For more than 150 years British Jesuits have travelled to Barmouth on the Welsh coast for rest and recreation, often walking or sailing up the Mawddach estuary to the inn at Penmaen Pool. One of the most famous of these men, the poet Gerard Manley Hopkins, wrote a poem for the visitors’ book there in 1876.
In keeping with tradition, the eleven British Jesuits between First Vows and ordination, and their three counterparts from the Low Countries, spent the final evening of a recent visit to Barmouth there.
It was the first time in several years that all the Jesuits in formation had got together in this way. Throughout the year, they are widely scattered, studying philosophy or theology, or engaged in the full-time apostolic work that the Jesuits call “regency”.
The Barmouth group had gathered from Toronto and Paris, London and Louvain, Galway and Windsor. Some had been in the Society for ten years already, others less than three. So the first aim was simply to help the men there get to know each other, and hear a little of the stories of each others’ vocations.

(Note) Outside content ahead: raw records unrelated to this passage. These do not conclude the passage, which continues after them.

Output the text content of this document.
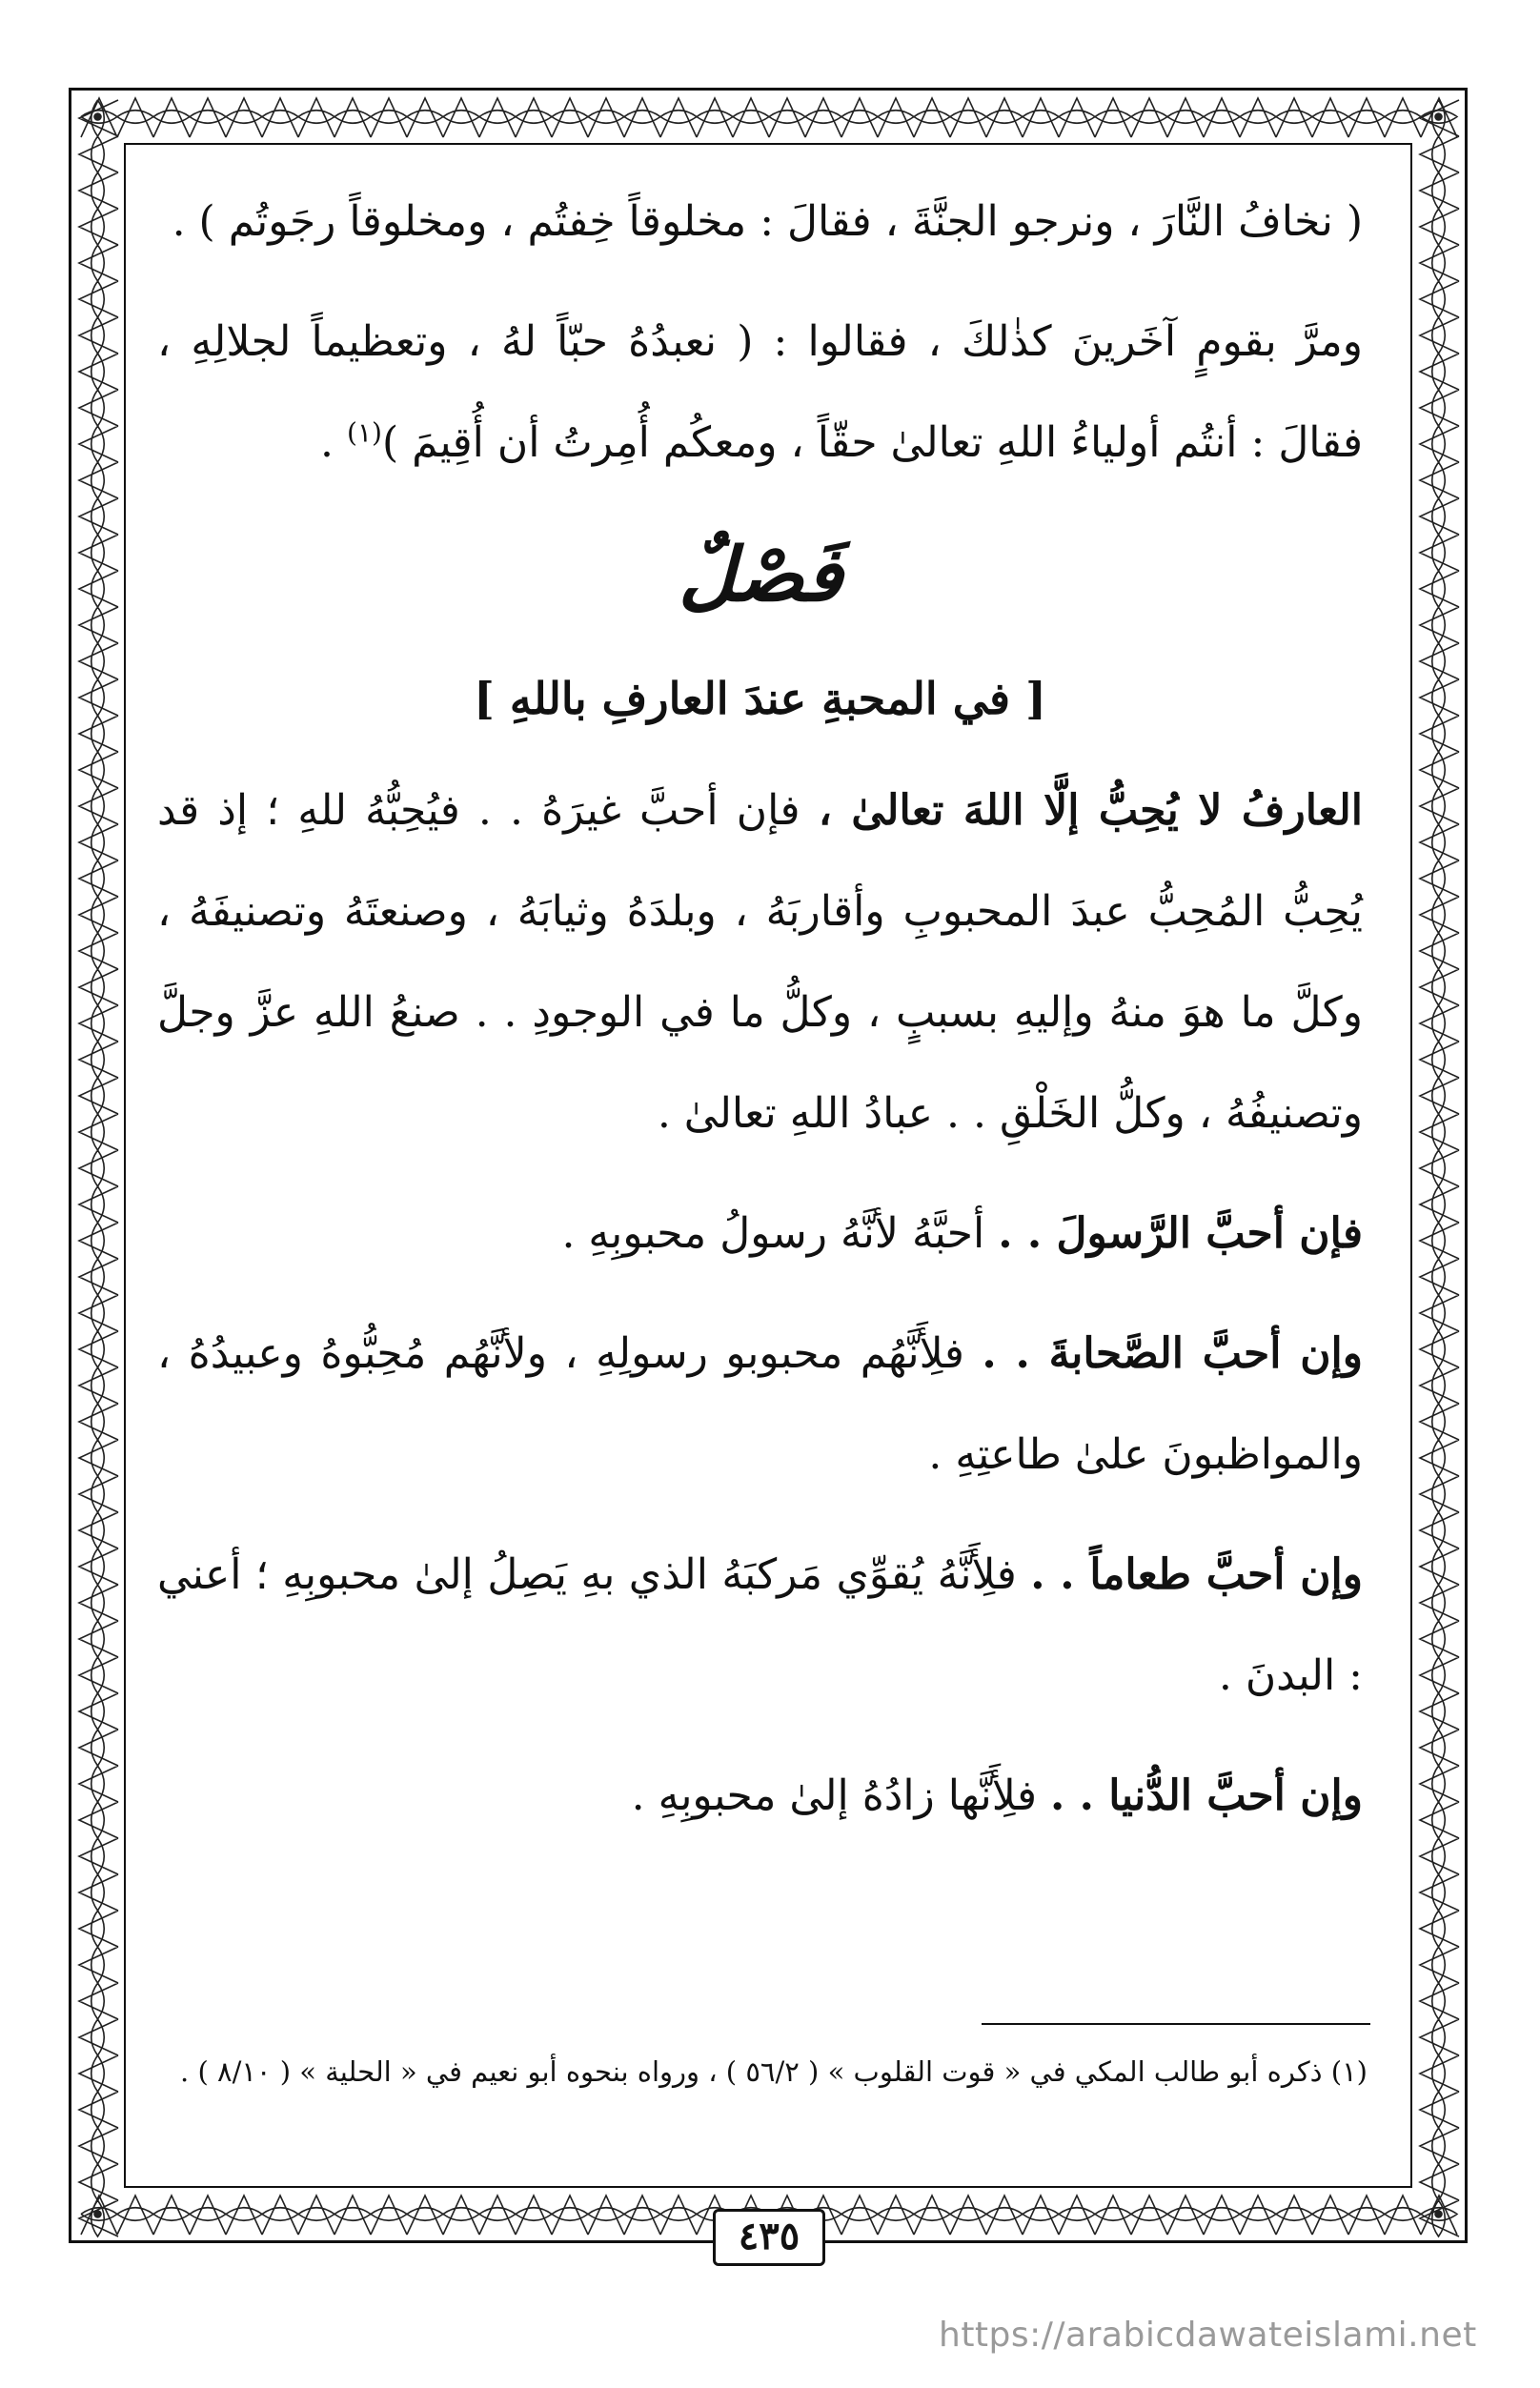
( نخافُ النَّارَ ، ونرجو الجنَّةَ ، فقالَ : مخلوقاً خِفتُم ، ومخلوقاً رجَوتُم ) .

ومرَّ بقومٍ آخَرينَ كذٰلكَ ، فقالوا : ( نعبدُهُ حبّاً لهُ ، وتعظيماً لجلالِهِ ، فقالَ : أنتُم أولياءُ اللهِ تعالىٰ حقّاً ، ومعكُم أُمِرتُ أن أُقِيمَ )$^{(١)}$ .

فَصْلٌ

[ في المحبةِ عندَ العارفِ باللهِ ]

العارفُ لا يُحِبُّ إلَّا اللهَ تعالىٰ ، فإن أحبَّ غيرَهُ . . فيُحِبُّهُ للهِ ؛ إذ قد يُحِبُّ المُحِبُّ عبدَ المحبوبِ وأقاربَهُ ، وبلدَهُ وثيابَهُ ، وصنعتَهُ وتصنيفَهُ ، وكلَّ ما هوَ منهُ وإليهِ بسببٍ ، وكلُّ ما في الوجودِ . . صنعُ اللهِ عزَّ وجلَّ وتصنيفُهُ ، وكلُّ الخَلْقِ . . عبادُ اللهِ تعالىٰ .

فإن أحبَّ الرَّسولَ . . أحبَّهُ لأنَّهُ رسولُ محبوبِهِ .

وإن أحبَّ الصَّحابةَ . . فلِأَنَّهُم محبوبو رسولِهِ ، ولأنَّهُم مُحِبُّوهُ وعبيدُهُ ، والمواظبونَ علىٰ طاعتِهِ .

وإن أحبَّ طعاماً . . فلِأَنَّهُ يُقوِّي مَركبَهُ الذي بهِ يَصِلُ إلىٰ محبوبِهِ ؛ أعني : البدنَ .

وإن أحبَّ الدُّنيا . . فلِأَنَّها زادُهُ إلىٰ محبوبِهِ .

(١) ذكره أبو طالب المكي في « قوت القلوب » ( ٥٦/٢ ) ، ورواه بنحوه أبو نعيم في « الحلية » ( ٨/١٠ ) .
٤٣٥
https://arabicdawateislami.net
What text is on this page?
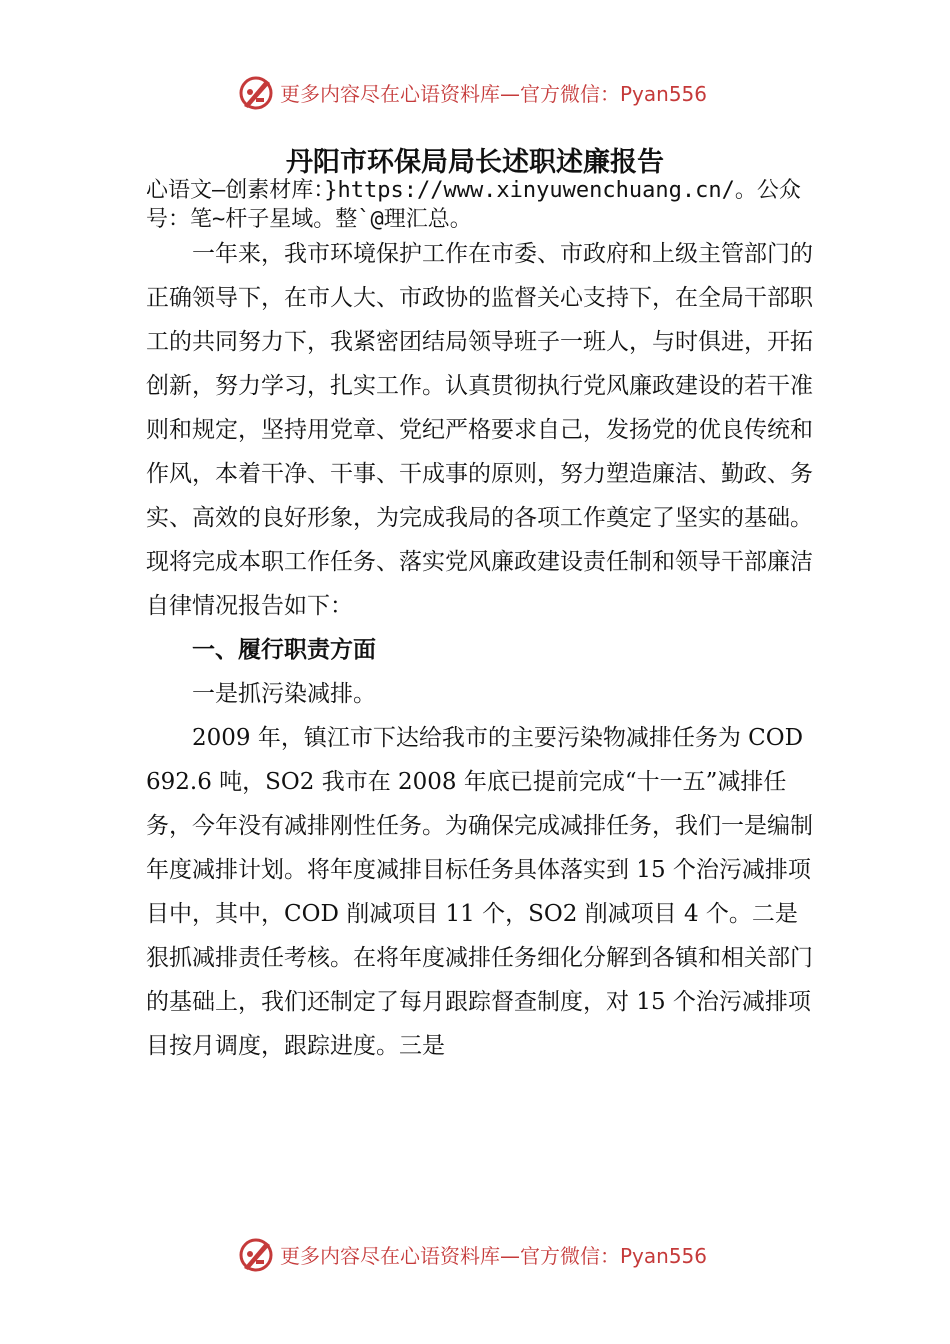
更多内容尽在心语资料库—官方微信：Pyan556
丹阳市环保局局长述职述廉报告
心语文—创素材库：}https://www.xinyuwenchuang.cn/。公众号：笔~杆子星域。整`@理汇总。

一年来，我市环境保护工作在市委、市政府和上级主管部门的正确领导下，在市人大、市政协的监督关心支持下，在全局干部职工的共同努力下，我紧密团结局领导班子一班人，与时俱进，开拓创新，努力学习，扎实工作。认真贯彻执行党风廉政建设的若干准则和规定，坚持用党章、党纪严格要求自己，发扬党的优良传统和作风，本着干净、干事、干成事的原则，努力塑造廉洁、勤政、务实、高效的良好形象，为完成我局的各项工作奠定了坚实的基础。现将完成本职工作任务、落实党风廉政建设责任制和领导干部廉洁自律情况报告如下：

一、履行职责方面

一是抓污染减排。

2009 年，镇江市下达给我市的主要污染物减排任务为 COD 692.6 吨，SO2 我市在 2008 年底已提前完成“十一五”减排任务，今年没有减排刚性任务。为确保完成减排任务，我们一是编制年度减排计划。将年度减排目标任务具体落实到 15 个治污减排项目中，其中，COD 削减项目 11 个，SO2 削减项目 4 个。二是狠抓减排责任考核。在将年度减排任务细化分解到各镇和相关部门的基础上，我们还制定了每月跟踪督查制度，对 15 个治污减排项目按月调度，跟踪进度。三是

更多内容尽在心语资料库—官方微信：Pyan556
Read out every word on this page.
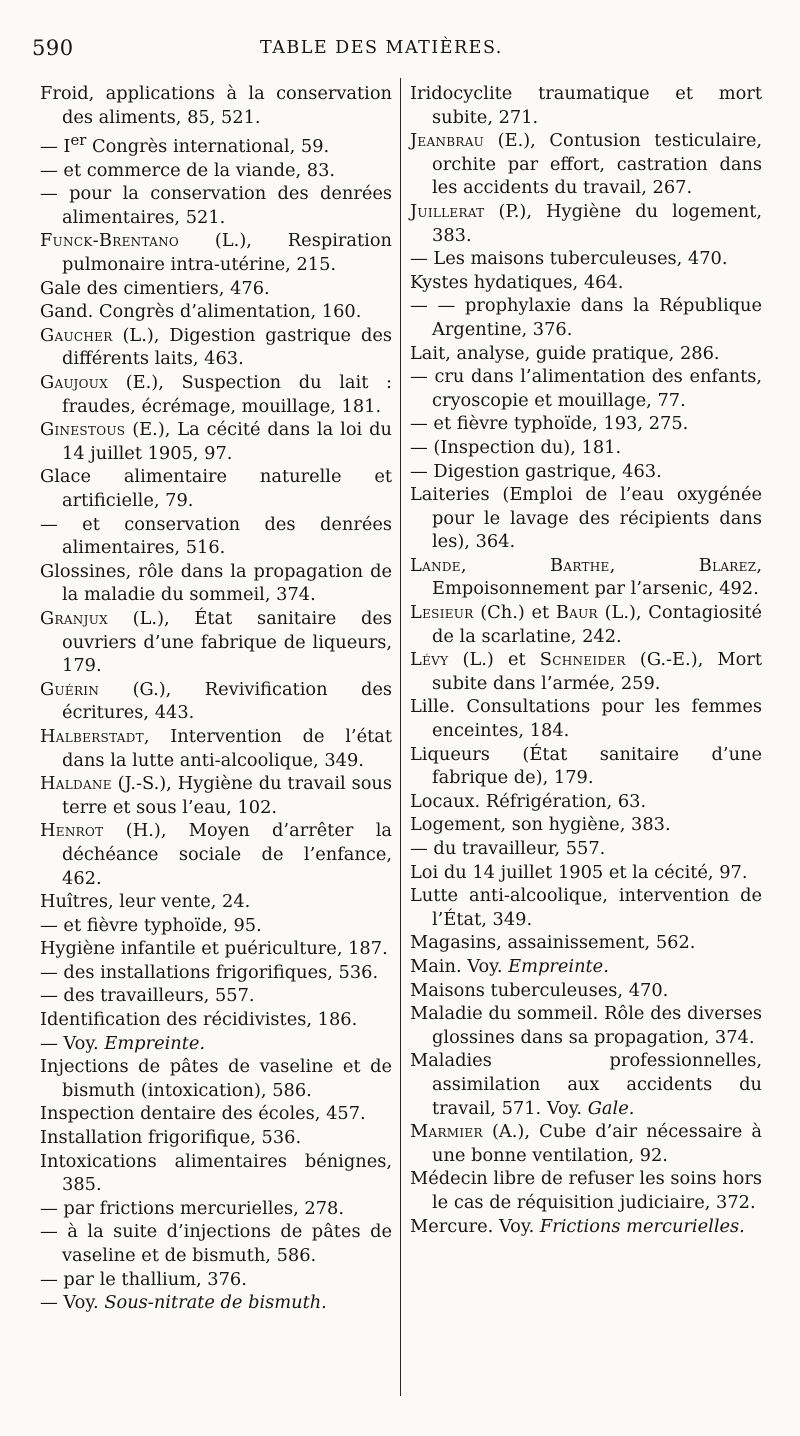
590	TABLE DES MATIÈRES.

Froid, applications à la conservation des aliments, 85, 521.

— Ier Congrès international, 59.

— et commerce de la viande, 83.

— pour la conservation des denrées alimentaires, 521.

Funck-Brentano (L.), Respiration pulmonaire intra-utérine, 215.

Gale des cimentiers, 476.

Gand. Congrès d’alimentation, 160.

Gaucher (L.), Digestion gastrique des différents laits, 463.

Gaujoux (E.), Suspection du lait : fraudes, écrémage, mouillage, 181.

Ginestous (E.), La cécité dans la loi du 14 juillet 1905, 97.

Glace alimentaire naturelle et artificielle, 79.

— et conservation des denrées alimentaires, 516.

Glossines, rôle dans la propagation de la maladie du sommeil, 374.

Granjux (L.), État sanitaire des ouvriers d’une fabrique de liqueurs, 179.

Guérin (G.), Revivification des écritures, 443.

Halberstadt, Intervention de l’état dans la lutte anti-alcoolique, 349.

Haldane (J.-S.), Hygiène du travail sous terre et sous l’eau, 102.

Henrot (H.), Moyen d’arrêter la déchéance sociale de l’enfance, 462.

Huîtres, leur vente, 24.

— et fièvre typhoïde, 95.

Hygiène infantile et puériculture, 187.

— des installations frigorifiques, 536.

— des travailleurs, 557.

Identification des récidivistes, 186.

— Voy. Empreinte.

Injections de pâtes de vaseline et de bismuth (intoxication), 586.

Inspection dentaire des écoles, 457.

Installation frigorifique, 536.

Intoxications alimentaires bénignes, 385.

— par frictions mercurielles, 278.

— à la suite d’injections de pâtes de vaseline et de bismuth, 586.

— par le thallium, 376.

— Voy. Sous-nitrate de bismuth.

Iridocyclite traumatique et mort subite, 271.

Jeanbrau (E.), Contusion testiculaire, orchite par effort, castration dans les accidents du travail, 267.

Juillerat (P.), Hygiène du logement, 383.

— Les maisons tuberculeuses, 470.

Kystes hydatiques, 464.

— — prophylaxie dans la République Argentine, 376.

Lait, analyse, guide pratique, 286.

— cru dans l’alimentation des enfants, cryoscopie et mouillage, 77.

— et fièvre typhoïde, 193, 275.

— (Inspection du), 181.

— Digestion gastrique, 463.

Laiteries (Emploi de l’eau oxygénée pour le lavage des récipients dans les), 364.

Lande, Barthe, Blarez, Empoisonnement par l’arsenic, 492.

Lesieur (Ch.) et Baur (L.), Contagiosité de la scarlatine, 242.

Lévy (L.) et Schneider (G.-E.), Mort subite dans l’armée, 259.

Lille. Consultations pour les femmes enceintes, 184.

Liqueurs (État sanitaire d’une fabrique de), 179.

Locaux. Réfrigération, 63.

Logement, son hygiène, 383.

— du travailleur, 557.

Loi du 14 juillet 1905 et la cécité, 97.

Lutte anti-alcoolique, intervention de l’État, 349.

Magasins, assainissement, 562.

Main. Voy. Empreinte.

Maisons tuberculeuses, 470.

Maladie du sommeil. Rôle des diverses glossines dans sa propagation, 374.

Maladies professionnelles, assimilation aux accidents du travail, 571. Voy. Gale.

Marmier (A.), Cube d’air nécessaire à une bonne ventilation, 92.

Médecin libre de refuser les soins hors le cas de réquisition judiciaire, 372.

Mercure. Voy. Frictions mercurielles.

Attention then turned to a consideration of the needs of the world and the Church at this time. Pictures collaged from newspapers gave a strong sense of the needs this group felt that it would be responding to in the years to come. Issues highlighted ranged from climate change to the loss of a religious sense in society at large. Nobody felt that this dozen men would be able to solve all these problems. But all recognised that they would not be able to carry the Jesuit mission forward without at least acknowledging them.
In recent years the Society of Jesus has been thinking of its global mission in terms of reconciliation: reconciling human beings, scarred by sin, to God; reconciling those who have become estranged, or enemies, to each other; and reconciliation with the whole of creation, so that we come to care more deeply for the earth and all that is in it. This is the same vision that Pope Francis outlined in his encyclical Laudato Si’. So the meeting also spent time talking with the Provincial, Fr Damian Howard, about how this mission might become more fully implemented in the work of the Jesuits in Britain.
Not that it was all work. Some brave souls swam in the sea, amid what seemed like a large number of jellyfish having a meeting of their own. Others hiked the hills, or simply enjoyed the warm sunshine of a rare Welsh heatwave. A barbecue managed to cater for the needs of vegans, vegetarians, pescatarians, and omnivores, and the final Mass included a renewal of those vows of poverty, chastity and obedience that unite the members of this disparate group. Then it was all back to London for the ordination to the priesthood of Kensy Joseph SJ and Philip Harrison SJ.